Les Échos, 15/03/11
Les expatriés pourraient être taxés sur les plus-values qu'ils constituent en France avant de les exercer à l'étranger. Le gouvernement avance prudemment, car Bruxelles a déjà censuré de tels dispositifs au nom de la liberté d'établissement en Europe.
A défaut de pouvoir aligner sa fiscalité sur celle de la Suisse ou de la Belgique, la France cherche à neutraliser l'avantage de ceux qui la quittent pour payer moins d'impôt. Le gouvernement a beau ne pas connaître l'ampleur de cet exil fiscal, il travaille sur le principe d'une « exit tax » qui frapperait les ménages ayant constitué leur richesse en France et qui s'expatrient dans un pays fiscalement plus avantageux pour vendre leurs titres ou leur entreprise. La mesure n'est pas encore arbitrée, mais elle est envisagée dans les deux scénarios de réforme de la fiscalité du patrimoine, l'allégement ou la suppression de l'impôt sur la fortune. Elle serait encore plus nécessaire si le gouvernement retenait le deuxième scénario. De fait, il implique une taxation des plus-values latentes qui risquerait d'accroître la tentation d'exil fiscal.
Cette nouvelle taxe, si elle était retenue, ne viserait évidemment pas les expatriés qui s'enrichissent à l'étranger : un entrepreneur qui crée son entreprise et la valorise de 200.000 euros en France, puis part en Belgique en la faisant fructifier d'encore 300.000 euros, ne serait taxé qu'au titre de son enrichissement en France, soit 200.000 euros (quand il vend ses titres). Ces plus-values seraient alors taxées au même régime que si elles avaient été exercées dans leur pays d'origine (soit 19 % aujourd'hui). Le gouvernement s'interroge sur la durée pendant laquelle appliquer cette « exit tax » : les expatriés allemands sont visés au cours des dix ans suivant leur départ, les britanniques pendant seulement cinq ans.
Au coeur de l'optimisation fiscale
La question est cependant secondaire, indique Bercy, qui cherche avant tout comment contourner les contraintes juridiques de Bruxelles. Une première « exit tax » avait été mise en oeuvre par Dominique Strauss-Kahn en 1998, et contestée par la Cour de justice européenne six ans après. Celle-ci estimait qu'en frappant les Français au moment même de leur expatriation (par le versement d'argent ou d'un dépôt de garantie), elle portait entrave au principe de liberté d'établissement en Europe. Plus récemment, c'est l'Allemagne qui a dû revoir son « exit tax » pour répondre aux critiques de Bruxelles. L'imposition à la sortie n'a pas été proprement abrogée, mais son taux a été ramené à zéro à l'intérieur de l'Union européenne ! Ainsi, seules les personnes s'installant en dehors de l'Europe sont-elles encore taxées, ce qui limite fortement la portée de la mesure.

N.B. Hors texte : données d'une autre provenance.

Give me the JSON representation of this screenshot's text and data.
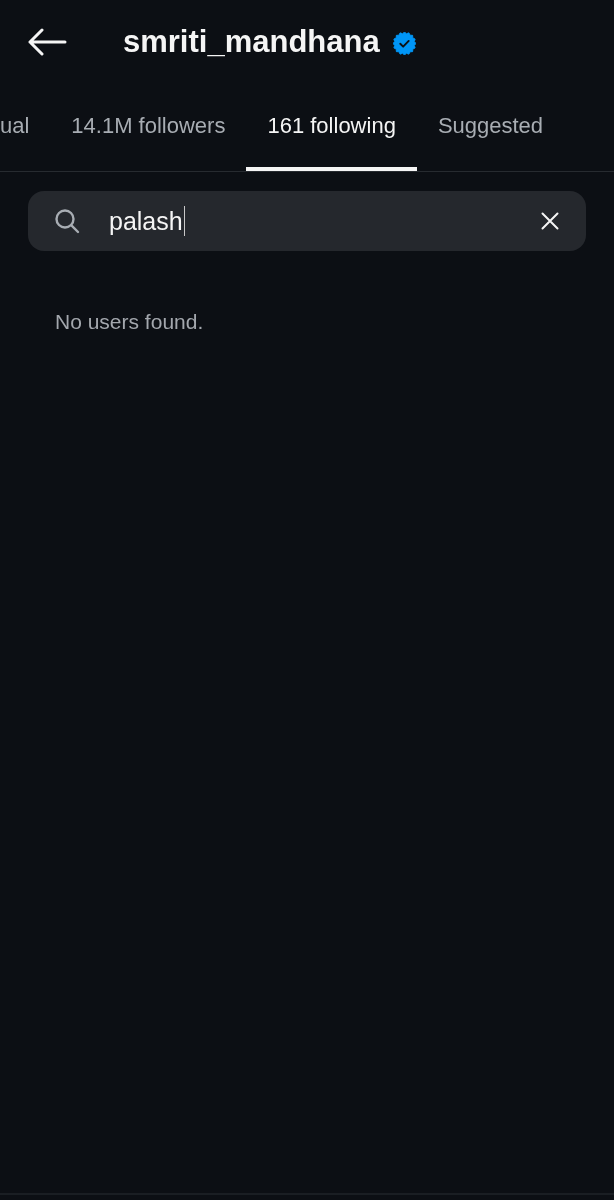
{
  "header": {
    "title": "smriti_mandhana",
    "verified": true
  },
  "tabs": [
    {
      "label": "ual",
      "selected": false
    },
    {
      "label": "14.1M followers",
      "selected": false
    },
    {
      "label": "161 following",
      "selected": true
    },
    {
      "label": "Suggested",
      "selected": false
    }
  ],
  "search": {
    "value": "palash",
    "focused": true
  },
  "empty_message": "No users found."
}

Bercy cherche la parade pour éviter une telle censure. Le modèle britannique est regardé de près car il taxe les expatriés, non au moment de leur départ, mais à celui de leur retour, ce qui n'est pas prohibé par Bruxelles. La mesure aurait le mérite de cibler le coeur même de l'optimisation fiscale, à savoir les ménages qui s'expatrient le temps de réaliser leurs plus-values, et reviennent en France après. Mais elle risquerait de décourager certains retours.
Le gouvernement s'interroge aussi sur la taxation des non-résidents - Français ou étrangers -qui conservent un lien avec la France (résidence secondaire, revenus complémentaires...) et profitent des services publics sans en payer la charge. Ceux-ci sont taxés à la source, à hauteur de 20 % maximum, ce qui est souvent plus favorable que l'impôt sur le revenu. Ce barème pourrait être relevé.